After reporting the fault of controller A, our supplier shipped a replacement controller to swap out the faulty one with a working one. To minimise the length of time the ifevo4 was running in a degraded state, we decided to replace the controller on Thursday after 5pm. Due to the redundancy, this should not have caused any problems to the running service.
The redundancy only fully works if the client machines (our file servers) are configured to use the multiple paths to the FC connections on both controllers. I assumed they were (but didn’t actually check), as that’s how it should be, and we’d had a separate fabric failure a week previously, and all the servers continued to work via the one remaining path/fabric without any issue. Unfortunately not all the volumes on the ifevo4 were as fully redundant as they should have been. In some cases the volumes were only accessible via controller A and not via A and B, this was a configuration error that had probably gone unnoticed since November 2013.
So when I removed controller A, the volumes mounted by the servers that were only accessible via controller A became inaccessible. Thus causing problems for anyone trying to access data on those volumes. As it is generally group file space that is mounted from the SAN, home volumes are on disks local to the servers, not many people noticed at this point.
Unfortunately to reattach the failed volumes (once controller A had been replaced) typically means checking the consistency (salvaging) of all the data on the server, during which time the file server will not serve any files, even those unaffected by the loss of controller A. As our file servers have several terabytes of data check, this means no access to all files for a couple of hours.
To give those a chance to finish anything they may be working on, I mailed out to explain that I’d reattach, and salvage, the affected volumes at 8pm. As it turned out, after rebooting the servers at 8pm, I was able to salvage the volumes individually, without affecting the availability of the working volumes. So apart from a 5 minute break at about 8pm, file access remained working. Over the next couple of hours the volumes affected by the controller A replacement gradually came back on-line. Most files were back by by 10:30pm.

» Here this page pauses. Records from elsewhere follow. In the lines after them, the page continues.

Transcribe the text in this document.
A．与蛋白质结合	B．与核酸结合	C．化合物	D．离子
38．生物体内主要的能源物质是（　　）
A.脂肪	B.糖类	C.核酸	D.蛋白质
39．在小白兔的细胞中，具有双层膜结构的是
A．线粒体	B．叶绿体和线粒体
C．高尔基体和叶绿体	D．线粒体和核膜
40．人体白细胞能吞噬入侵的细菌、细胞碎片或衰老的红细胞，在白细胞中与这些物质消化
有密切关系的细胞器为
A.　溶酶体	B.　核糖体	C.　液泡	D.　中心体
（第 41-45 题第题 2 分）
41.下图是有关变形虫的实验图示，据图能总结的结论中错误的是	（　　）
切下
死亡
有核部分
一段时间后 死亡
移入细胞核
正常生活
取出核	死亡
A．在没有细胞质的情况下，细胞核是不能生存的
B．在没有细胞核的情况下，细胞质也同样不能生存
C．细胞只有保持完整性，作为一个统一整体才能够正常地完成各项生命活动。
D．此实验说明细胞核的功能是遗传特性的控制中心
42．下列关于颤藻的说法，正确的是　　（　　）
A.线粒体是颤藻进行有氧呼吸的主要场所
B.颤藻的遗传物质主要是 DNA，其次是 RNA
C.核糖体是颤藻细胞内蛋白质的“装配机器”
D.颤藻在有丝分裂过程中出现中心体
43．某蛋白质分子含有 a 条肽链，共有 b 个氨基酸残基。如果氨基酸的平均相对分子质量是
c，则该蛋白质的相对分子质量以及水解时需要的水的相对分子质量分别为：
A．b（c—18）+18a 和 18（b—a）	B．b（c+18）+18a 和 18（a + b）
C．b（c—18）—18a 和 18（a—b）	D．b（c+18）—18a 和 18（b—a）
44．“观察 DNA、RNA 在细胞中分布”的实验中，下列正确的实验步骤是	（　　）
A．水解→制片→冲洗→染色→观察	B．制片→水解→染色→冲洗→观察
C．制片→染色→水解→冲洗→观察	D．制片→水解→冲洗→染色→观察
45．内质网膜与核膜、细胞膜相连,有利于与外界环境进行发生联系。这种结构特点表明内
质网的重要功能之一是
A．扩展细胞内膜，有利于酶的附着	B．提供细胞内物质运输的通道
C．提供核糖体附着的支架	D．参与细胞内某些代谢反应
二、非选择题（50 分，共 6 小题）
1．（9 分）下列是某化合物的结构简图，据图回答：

The reason that some of the volumes were incorrectly configured to only use one controller is unknown. The most likely explanation is that they were all on the JBOD part of ifevo4. The JBOD is an expansion unit containing just extra disks. It was previously attached to an older version of the SAN hardware (ifevo2), which also had dual controllers and multiple FC connections to our fabric. Back in November 2013 we shutdown ifevo2, disconnected the JBOD, and attached it to the new ifevo4. At that point everything seemed to be working fine. The file servers just continued to access the volumes from their new location, and multiple paths were available to the data, so we had redundancy. I suspect had we looked more closely, this is where the problem was introduced, and though we had multiple paths via our two different fabrics, they were only to a single controller.
Since the problem on Thursday, all the paths have been checked and updated, where necessary, to make sure there are multiple paths to both controllers on our ifevo3 and ifevo4. And in future should we need to change a controller again, we will double check that those paths are still in place before replacing a controller.
Neil